Chapitre 4
L'aube pointait à l'horizon lorsque nous arrivâmes à l'Institut. Nous devions être parmi les dernières équipes à rentrer de la Chasse, car la cour était presque vide de monde. Je la balayai rapidement des yeux, elle et son manoir recouvert de lierre, et soupirai de soulagement. Au moins étions-nous revenus entiers, malgré les évènements de la nuit.
- Voilà les retardataires, cingla la voix de Rick, à peine eus-je mis le pied hors de la voiture.
J'échangeai un regard las avec Samuel et me dirigeai vers le coffre avant de répondre.
- Tu ne voudrais pas me foutre la paix, pour une fois, Rick ? Trouve quelqu'un d'autre à essayer de terroriser, ça ne prend plus avec moi depuis longtemps.

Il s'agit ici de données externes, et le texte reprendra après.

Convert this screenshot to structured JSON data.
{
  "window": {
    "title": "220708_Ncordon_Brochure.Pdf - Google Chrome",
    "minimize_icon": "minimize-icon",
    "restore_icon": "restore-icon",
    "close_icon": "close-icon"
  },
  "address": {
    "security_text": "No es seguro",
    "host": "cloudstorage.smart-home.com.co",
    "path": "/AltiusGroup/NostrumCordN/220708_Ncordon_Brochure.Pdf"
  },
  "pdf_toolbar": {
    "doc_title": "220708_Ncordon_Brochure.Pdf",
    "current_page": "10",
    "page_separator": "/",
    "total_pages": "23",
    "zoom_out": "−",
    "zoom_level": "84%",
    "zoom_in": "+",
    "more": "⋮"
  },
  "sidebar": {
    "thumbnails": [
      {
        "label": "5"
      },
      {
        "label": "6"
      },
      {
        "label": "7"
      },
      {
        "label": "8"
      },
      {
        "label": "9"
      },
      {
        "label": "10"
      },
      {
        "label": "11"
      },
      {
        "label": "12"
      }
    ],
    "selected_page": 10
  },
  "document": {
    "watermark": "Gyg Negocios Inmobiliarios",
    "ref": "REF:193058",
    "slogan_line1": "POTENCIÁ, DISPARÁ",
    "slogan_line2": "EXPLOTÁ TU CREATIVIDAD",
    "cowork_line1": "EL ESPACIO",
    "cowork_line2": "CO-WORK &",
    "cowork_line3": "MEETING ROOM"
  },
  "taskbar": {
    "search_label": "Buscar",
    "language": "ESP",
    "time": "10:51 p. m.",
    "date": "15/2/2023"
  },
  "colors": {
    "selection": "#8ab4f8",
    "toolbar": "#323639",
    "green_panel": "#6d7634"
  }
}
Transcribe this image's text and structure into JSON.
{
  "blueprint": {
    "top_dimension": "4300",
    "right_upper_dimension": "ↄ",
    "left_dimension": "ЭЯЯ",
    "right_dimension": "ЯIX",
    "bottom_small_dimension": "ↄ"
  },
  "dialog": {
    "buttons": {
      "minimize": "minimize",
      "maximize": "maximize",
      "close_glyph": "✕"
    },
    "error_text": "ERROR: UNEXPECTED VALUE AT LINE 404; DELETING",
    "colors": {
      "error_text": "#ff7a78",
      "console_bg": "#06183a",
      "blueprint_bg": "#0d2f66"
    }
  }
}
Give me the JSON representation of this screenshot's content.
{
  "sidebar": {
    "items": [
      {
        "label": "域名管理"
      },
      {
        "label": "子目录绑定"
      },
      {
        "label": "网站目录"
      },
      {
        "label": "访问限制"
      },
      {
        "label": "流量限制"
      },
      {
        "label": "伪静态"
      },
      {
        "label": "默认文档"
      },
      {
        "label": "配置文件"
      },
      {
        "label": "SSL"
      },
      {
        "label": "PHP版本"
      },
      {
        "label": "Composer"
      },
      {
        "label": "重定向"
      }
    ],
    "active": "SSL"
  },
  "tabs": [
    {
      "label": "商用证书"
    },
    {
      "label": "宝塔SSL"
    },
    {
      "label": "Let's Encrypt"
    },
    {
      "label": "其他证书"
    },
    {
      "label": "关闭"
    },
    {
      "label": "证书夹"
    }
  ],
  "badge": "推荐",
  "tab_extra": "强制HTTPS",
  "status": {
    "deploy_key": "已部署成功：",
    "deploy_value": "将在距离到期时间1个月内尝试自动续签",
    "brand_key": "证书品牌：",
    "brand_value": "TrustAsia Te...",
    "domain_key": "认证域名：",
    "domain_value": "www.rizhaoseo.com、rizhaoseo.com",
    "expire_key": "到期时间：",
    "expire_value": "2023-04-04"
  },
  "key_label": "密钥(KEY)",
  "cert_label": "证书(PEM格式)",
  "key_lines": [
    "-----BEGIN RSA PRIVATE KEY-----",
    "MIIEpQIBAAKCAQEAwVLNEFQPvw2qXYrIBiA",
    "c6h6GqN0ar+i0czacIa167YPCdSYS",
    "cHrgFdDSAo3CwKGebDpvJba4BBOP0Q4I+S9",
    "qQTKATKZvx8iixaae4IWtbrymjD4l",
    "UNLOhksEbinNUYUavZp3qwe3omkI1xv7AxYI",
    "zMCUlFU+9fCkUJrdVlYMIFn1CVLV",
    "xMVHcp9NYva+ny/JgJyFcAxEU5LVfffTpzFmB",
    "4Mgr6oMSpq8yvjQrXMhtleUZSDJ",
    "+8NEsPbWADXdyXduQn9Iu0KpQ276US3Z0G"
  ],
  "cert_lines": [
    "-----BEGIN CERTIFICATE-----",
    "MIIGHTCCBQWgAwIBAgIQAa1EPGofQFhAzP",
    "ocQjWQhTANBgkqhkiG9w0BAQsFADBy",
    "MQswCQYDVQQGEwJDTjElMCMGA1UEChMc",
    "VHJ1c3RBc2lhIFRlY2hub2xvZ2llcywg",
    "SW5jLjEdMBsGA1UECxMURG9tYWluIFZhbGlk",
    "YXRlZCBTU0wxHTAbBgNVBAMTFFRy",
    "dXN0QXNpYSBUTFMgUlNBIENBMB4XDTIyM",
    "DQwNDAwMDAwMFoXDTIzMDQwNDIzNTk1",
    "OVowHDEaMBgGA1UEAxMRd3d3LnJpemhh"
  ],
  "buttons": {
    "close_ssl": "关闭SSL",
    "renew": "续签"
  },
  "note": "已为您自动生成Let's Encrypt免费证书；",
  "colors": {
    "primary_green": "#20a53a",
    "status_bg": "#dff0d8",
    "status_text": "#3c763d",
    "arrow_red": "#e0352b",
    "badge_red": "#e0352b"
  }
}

Tribal ouvrit la portière et nous commençâmes à décharger les jeunes humains. Il s'agissait principalement de filles, cinq parmi les sept adolescents que nous avions capturés, et la plupart de nos nouveaux pensionnaires ne dépassaient pas les quinze ans. Cela faisait partie des nouvelles consignes du directeur pour la Chasse de cette année. Ses scientifiques et Irina Malcolm m'étudiaient toujours sous toutes les coutures et pensaient qu'en abaissant l'âge des sujets, il serait peut-être possible d'obtenir le même résultat qu'avec moi. Si les choses évoluaient ainsi, les GEN seraient bientôt condamnés à récupérer des nourrissons au berceau...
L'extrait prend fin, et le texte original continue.